KEVIN STEEN & CLIFF COMPTON vs. OUTLAW, INC. (Eddie Kingston & Homicide), Charm City Street Fight
Late in the first minute, Steen, whose chair came from the crowd, uses a kid’s backpack to subdue Kingston. We also have a reference to an Orioles-Mariners brawl from about 20 years ago and about 10 namedrops. Various chair shots ensue, including Homicide crotching Compton with it and whipping him into the propped chair in the corner. Homicide, who’s wearing a tie for the occasion, dives out onto Steen. Back in the ring, Steen catches Homicide, then goes for the Go Home Driver, which looks like a Black Hole Slam, but goes into a White Noise variation. That was cool.
Break time, and when we’re back, Kingston is destroying Compton with the chair and Steen has a ladder. Steen is happy.
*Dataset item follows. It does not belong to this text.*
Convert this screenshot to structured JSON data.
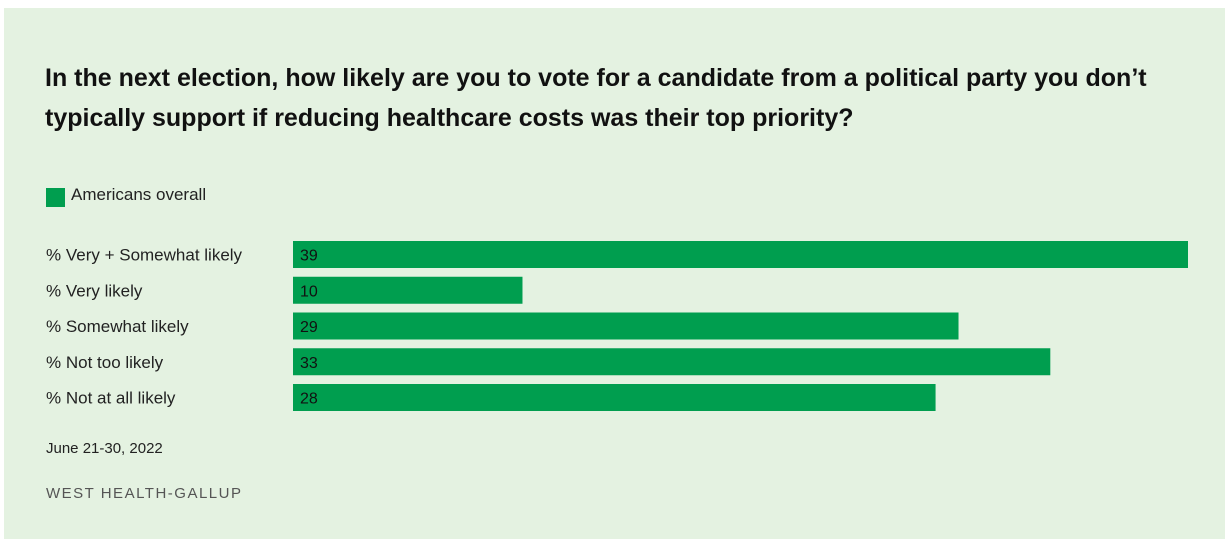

He props it up in the corner, but Homicide turns the attention elsewhere with a tornado DDT. He tries to faceplant Steen into the ladder, but Steen blocks and the ladder bends. A back bodydrop later, Homicide’s body appears to finish the ladder off. Steen goes up top and waits for Kingston to get up, but he’s cut off. Compton slips inside and DDTs him as Corino and Kelly discuss Compton’s recent KFC commercial?! Interesting. More interesting: He sets up a chair and drop toeholds Kingston into it. Homicide comes in wearing a bunch of streamers, and Compton tosses him for a second ladder bump. Compton follows up with a Michinoku driver, then vacates the premises, only to return with a second, hopefully sturdier ladder. He DDTs Homicide, rolls him onto the old ladder, then sets up the new one?! Kingston stops the insanity by pushing it over and crotching Compton on the ropes as one of the announcers makes a “landed right on his ding-ding” reference. Steen’s back in, but Homicide hits the Ace Crusher on him onto the ladder. Steen fights off Kingston while Homicide is up top, uses Kingston to knock Homicide down and, while Homicide is in a predicament in the corner, Steen F-5s Kingston onto a ladder for the win.
Technical Merit: I mean … it was a street fight. A few cool spots and moves, though.
Artistic Impression: Chair shots, ladders, finishers onto ladders, etc. A cool story if you’re into that sort of thing.
TOTAL SCORE: *3/4
Steen goes for a postmatch handshake with his partner, but Compton rejects it and leaves. Outlaw Inc. briefly ponders taking advantage of the 2-on-1 with Steen, who has a ladder in hand, but the heels dip out to finish the show. Wimps.